La historia de la Iglesia, para quien tiene fe, es, en efecto, la presencia de Cristo Vivo y Resucitado en la vida de los hombres, formando un solo cuerpo con su Esposa, la Iglesia, que hay que conocer como Misterio – de Comunión – para la Misión. Así lo recodaba el Concilio Vaticano II. Vive, sin duda, los avatares del mundo, sus culturas, los dramas y las tramas de la existencia, las luchas de los hombres (no siempre por superarse a si mismos; a veces por el poder, el lucro, la dominación), sus desigualdades… pero tiene una misión concreta. Podríamos decir, con palabras de la Carta a Diogneto (s.II) que su vocación es ser como el alma para el cuerpo, ser el alma del mundo.

Los obispos ciertamente viven también inmersos en todas las corrientes, en la cultura de cada momento, en los sucesos de la historia. Pero, como Sucesores de los Apóstoles al frente de la Iglesia (cf. Constitución Dogmática LG 7) tienen como misión que ésta sea fiel a Cristo y a su misión en el mundo siendo principio visible y el garante de la unidad de su Iglesia particular.
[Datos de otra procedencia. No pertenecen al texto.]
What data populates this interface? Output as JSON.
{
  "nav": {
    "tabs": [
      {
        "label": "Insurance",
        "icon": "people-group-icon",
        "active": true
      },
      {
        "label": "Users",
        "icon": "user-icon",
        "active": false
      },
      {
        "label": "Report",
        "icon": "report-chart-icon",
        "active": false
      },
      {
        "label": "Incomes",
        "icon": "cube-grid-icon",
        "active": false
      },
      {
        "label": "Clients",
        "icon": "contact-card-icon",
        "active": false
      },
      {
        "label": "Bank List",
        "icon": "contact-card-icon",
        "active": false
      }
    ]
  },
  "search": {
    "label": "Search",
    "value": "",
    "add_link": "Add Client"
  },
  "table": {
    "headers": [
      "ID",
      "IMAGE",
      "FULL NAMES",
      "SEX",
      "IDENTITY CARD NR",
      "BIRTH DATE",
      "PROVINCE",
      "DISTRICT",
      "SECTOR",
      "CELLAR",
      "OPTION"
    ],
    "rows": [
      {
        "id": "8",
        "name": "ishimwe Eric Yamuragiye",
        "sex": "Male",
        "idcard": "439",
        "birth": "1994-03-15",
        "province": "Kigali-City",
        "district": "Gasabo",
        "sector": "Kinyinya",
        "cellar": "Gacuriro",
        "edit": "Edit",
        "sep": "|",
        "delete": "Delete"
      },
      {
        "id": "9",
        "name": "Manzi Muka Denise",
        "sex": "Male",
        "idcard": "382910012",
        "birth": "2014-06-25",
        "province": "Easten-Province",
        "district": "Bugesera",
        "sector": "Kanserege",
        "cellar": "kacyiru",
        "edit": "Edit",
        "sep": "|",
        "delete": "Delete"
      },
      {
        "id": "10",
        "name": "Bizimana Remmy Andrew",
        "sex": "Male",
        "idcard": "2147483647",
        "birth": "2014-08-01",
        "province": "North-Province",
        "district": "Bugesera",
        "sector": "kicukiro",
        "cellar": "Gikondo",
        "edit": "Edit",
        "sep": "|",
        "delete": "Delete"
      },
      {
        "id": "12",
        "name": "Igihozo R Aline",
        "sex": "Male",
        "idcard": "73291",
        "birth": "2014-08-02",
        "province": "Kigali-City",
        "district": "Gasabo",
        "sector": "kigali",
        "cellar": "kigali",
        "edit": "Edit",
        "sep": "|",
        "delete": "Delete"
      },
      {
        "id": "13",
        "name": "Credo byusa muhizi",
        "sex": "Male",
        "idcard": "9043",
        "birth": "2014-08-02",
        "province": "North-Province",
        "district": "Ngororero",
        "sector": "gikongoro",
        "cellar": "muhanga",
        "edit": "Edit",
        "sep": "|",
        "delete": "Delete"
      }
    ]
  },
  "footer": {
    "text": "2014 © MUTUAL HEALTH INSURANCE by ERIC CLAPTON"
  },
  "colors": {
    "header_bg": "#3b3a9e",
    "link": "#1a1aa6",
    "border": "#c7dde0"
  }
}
Por institución divina, los Obispos, mediante el Espíritu Santo que les ha sido conferido en la consagración episcopal, son constituidos Pastores de la Iglesia, con la tarea de enseñar, santificar y guiar, en comunión jerárquica con el Sucesor de Pedro y con los otros miembros del Colegio episcopal. Esta nota de la apostolicidad asegura a la Iglesia la gracia y la responsabilidad de su tarea de enseñar. Los Obispos, además, tienen la tarea de santificar y guiar al Pueblo de Dios cum Petro et sub Petro, continuando la labor desarrollada por sus predecesores, con dinamismo misionero. (cf. Directorio para el Ministerio Pastoral de los Obispos “Apostolorum Successores”). En resumen, pues, el Obispo debe velar por la fe de los creyentes, anunciar e invitar a todos a entrar en su casa, ser fermento del evangelio en la sociedad.

Los obispos, como sucesores de los Apóstoles, están llamados a participar en la misión que Jesucristo mismo confió a los Doce y a la Iglesia. Nos lo recuerda el Concilio Vaticano II: «Los obispos, en cuanto sucesores de los Apóstoles, reciben del Señor, a quien ha sido dado todo poder en el cielo y en la tierra, la misión de enseñar a todas las gentes y de predicar el Evangelio a toda criatura, a fin de que todos los hombres consigan la salvación por medio de la fe, del bautismo y del cumplimiento de los mandamientos» (Lumen Gentium , 24). La misión, pues de la Iglesia, como vemos, responde plenamente al clamor más imperioso del mundo de hoy: devolver a cada persona el alma que tiene, de la que prescinde en su crisis de sentido.

A mí también, como cristiano, la historia de la Iglesia y la presencia de los obispos representando a Cristo en la comunidad, me invita, ante todo, a la oración. Ante toda para dar gracias a Dios por el bien de la iglesia en medio del mundo, y por los bienes que son fruto de su apostolado, su obra de santificación y su caridad; por su cultura extendida de cuyas raíces siguen alimentándose innumerables corrientes cívicas de economía, jurisprudencia, política, arte, etc. También a la oración para pedir por nosotros hoy, por nuestra diócesis y por mí, para que acertemos en este momento de nuestra historia con la palabra, la vida, el testimonio y la acción necesaria para hacer presente a Cristo el Señor y su evangelio, hasta entregar la vida por Cristo y por el bien de los hermanos.

Recuerda la Exhortación Pastoris Gregis que el conjunto de todos los obispos forman como un gran mosaico donde entre todas las teselas se dibuja el rostro de Cristo, Obispo y Pastor de los creyentes. Deseo que sea patente para todos el pastoreo del Señor, el Buen Pastor que cuida de nosotros proporcionándonos humanidad -es decir, alma- y vida eterna.